Get Away Adventures Lodge, down in Port Mansfield, runs Explorer boats. Bruce Schuler took me out in his a few weeks ago and i was very impressed. I believe his is a 24 or 25 foot, raised console. Thing ran incredibly smooth and dry. I made many comments throughout the trip how nice that boat was.


----------



## Capt.Thomas White

I have a 2005 23' TVC (Composite) Explorer that I run in Baffin, Upper Laguna and the Landcut. I run a 200 Honda 4 stroke on it and have not had much trouble at all. The boat runs shallow and has a good draft for drifting the flats and makes wade fishing easy. The only real complaint is with the McClain aluminum trailer that it came on. I have had nothing but issues after issue with it.


----------



## FLATSDADDY

Dargel's prices have gotten a bit expensice lately as compared to other dealerships. Not crazy expensive, but I noticed a difference. A bit more expensive but not enough to make the drive to other dealrersips.


----------



## LMCBOATS

As a dealer I have been impressed with the pricing I have received from Dargel on the 2010 models. It is going to allow me to offer the Explorers at a very competitive price compared to what we have been selling them for.

Maybe the dealer you spoke of was trying to hit a home run ??

I do still have a couple 2009's in stock that are marked way down, so compared to those the 2010 are a bit higher.


----------



## rippalipp

*junk!!!!!!!*

I Know this is an old thread, but I ran across it and could not help myself. I bought an 05 Explorer 19tv from L_C marine it was great for about a year then the screws in the floor started popping through(regular drywall screws) and the floor started to lift and rust.Took it to get fixed.Thinking just being unlucky and got a lemmon.I was talked into trading it in on a new
07 25' Explorer Flats Master.:hairout:This is where the fun really began. 
One week in and the front deck split from one side to the other.Took it in to L_C marine and they sent it back to Explorer (3weeks)to be "fixed" they srewed a couple of little wood blocks underneath no coating what so ever,then humped up some kind of filler on top put gelcoat on it and called it good.I ended up taking it somewhere else and paid for it to be fixed out of my own pocket.I was not letting them send it back up there for another 3 weeks.It seems fine for about a year,but then I notice the boat starts flexing more and screws in the floor start popping up in_this_ _boat too!? _unlucky?coincedence?
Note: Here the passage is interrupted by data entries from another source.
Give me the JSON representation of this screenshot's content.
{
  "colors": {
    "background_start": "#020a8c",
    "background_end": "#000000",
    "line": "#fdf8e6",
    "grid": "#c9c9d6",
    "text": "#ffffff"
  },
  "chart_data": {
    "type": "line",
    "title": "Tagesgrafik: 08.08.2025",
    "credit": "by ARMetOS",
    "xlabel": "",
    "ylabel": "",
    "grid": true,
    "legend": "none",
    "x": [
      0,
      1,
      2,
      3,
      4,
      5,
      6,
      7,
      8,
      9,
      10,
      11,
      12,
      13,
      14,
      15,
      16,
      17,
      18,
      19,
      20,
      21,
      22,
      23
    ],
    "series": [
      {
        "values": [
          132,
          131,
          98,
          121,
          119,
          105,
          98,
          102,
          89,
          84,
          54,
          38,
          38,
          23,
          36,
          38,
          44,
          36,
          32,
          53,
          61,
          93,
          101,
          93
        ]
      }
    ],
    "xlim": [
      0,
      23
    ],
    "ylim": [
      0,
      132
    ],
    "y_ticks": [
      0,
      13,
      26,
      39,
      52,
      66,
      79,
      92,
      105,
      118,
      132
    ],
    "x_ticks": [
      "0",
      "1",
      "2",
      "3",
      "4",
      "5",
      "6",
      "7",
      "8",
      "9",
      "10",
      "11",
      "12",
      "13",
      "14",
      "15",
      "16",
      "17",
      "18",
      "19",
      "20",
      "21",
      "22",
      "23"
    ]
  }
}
I dont think so.
Well, now I am informed L_C is no longer a dealer of Explorer boats and will not honor the warranty!? Bad business L_C.
So now Im instructed that Explorer has been sold to Dargel boats and have to deal with them.Dealing with Dargel (Cleve)has been great! 
They pulled the floor up and we noticed no fiberglass on top only wood and Gel-Coat!!
Inside only two 1/4" stringers.[in a 25'x8'boat!?] that was supposedly foam filled.It had only three small blockes just thrown in_. _
_Dargel _put three 3/4" stringers in and wow what a differance.
I bought two brandnew boats from L_C The sales went fine,but the customer service and boat techs,Suck!!!!!! I will never buy another boat from L_C marine,or another boat that has Explorer on the side of it...... JUST IN CASE!


----------



## theyallbreak

Yeah I just saw an explorer boat with the floor out of it also, I was shocked to say the least


----------



## Dargel

Thanks for the kind word about Dargel. I just want to clarify that there is a big difference in the old Explorer and the new Explorer by Dargel.
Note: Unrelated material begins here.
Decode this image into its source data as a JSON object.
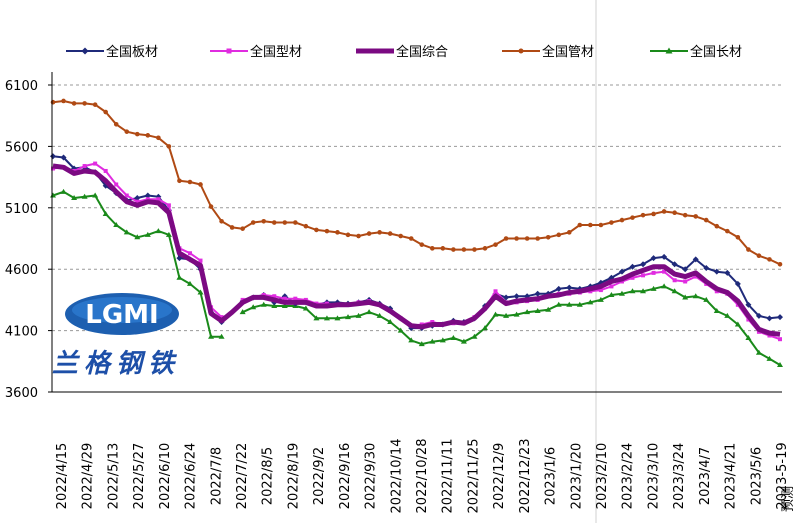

They have the same great hull design but with our proven solid hull construction. Please go take a look for yourself at any of our dealers. We have been building boats for great customers since 1937. We have also integrated some great new features like flush fiberglass hatches and stainless hardware.

For all you Explorer owners out there please come be a part of our Dargel owners tournament and appreciation banquet on June 21-22 in South Padre.

See you on the water!


----------



## Walter

rippalipp said:


> I Know this is an old thread, but I ran across it and could not help myself. I bought an 05 Explorer 19tv from L_C marine it was great for about a year then the screws in the floor started popping through(regular drywall screws) and the floor started to lift and rust.Took it to get fixed.Thinking just being unlucky and got a lemmon.I was talked into trading it in on a new
> 07 25' Explorer Flats Master.:hairout:This is where the fun really began.
> One week in and the front deck split from one side to the other.Took it in to L_C marine and they sent it back to Explorer (3weeks)to be "fixed" they srewed a couple of little wood blocks underneath no coating what so ever,then humped up some kind of filler on top put gelcoat on it and called it good.I ended up taking it somewhere else and paid for it to be fixed out of my own pocket.I was not letting them send it back up there for another 3 weeks.It seems fine for about a year,but then I notice the boat starts flexing more and screws in the floor start popping up in_this_ _boat too!? _unlucky?coincedence? I dont think so.
> Well, now I am informed L_C is no longer a dealer of Explorer boats and will not honor the warranty!? Bad business L_C.
> So now Im instructed that Explorer has been sold to Dargel boats and have to deal with them.Dealing with Dargel (Cleve)has been great!
> They pulled the floor up and we noticed no fiberglass on top only wood and Gel-Coat!!
> Inside only two 1/4" stringers.[in a 25'x8'boat!?] that was supposedly foam filled.It had only three small blockes just thrown in_. _
> _Dargel _put three 3/4" stringers in and wow what a differance.
> I bought two brandnew boats from L_C The sales went fine,but the customer service and boat techs,Suck!!!!!! I will never buy another boat from L_C marine,or another boat that has Explorer on the side of it...... JUST IN CASE!


Ouch!


----------



## Redfishr

Should be a great boat line....I've always liked that style.
I owned one for 7 years.


----------



## Flatfisher

I'm a proud new owner...couldn't be happier with the product. The Dargel deal was a definite factor in my purchase. 23TV.


----------



## C-KRIGAR

I just purchased a used 19ft TV with a Johnson 175hp and absolutely love it.


----------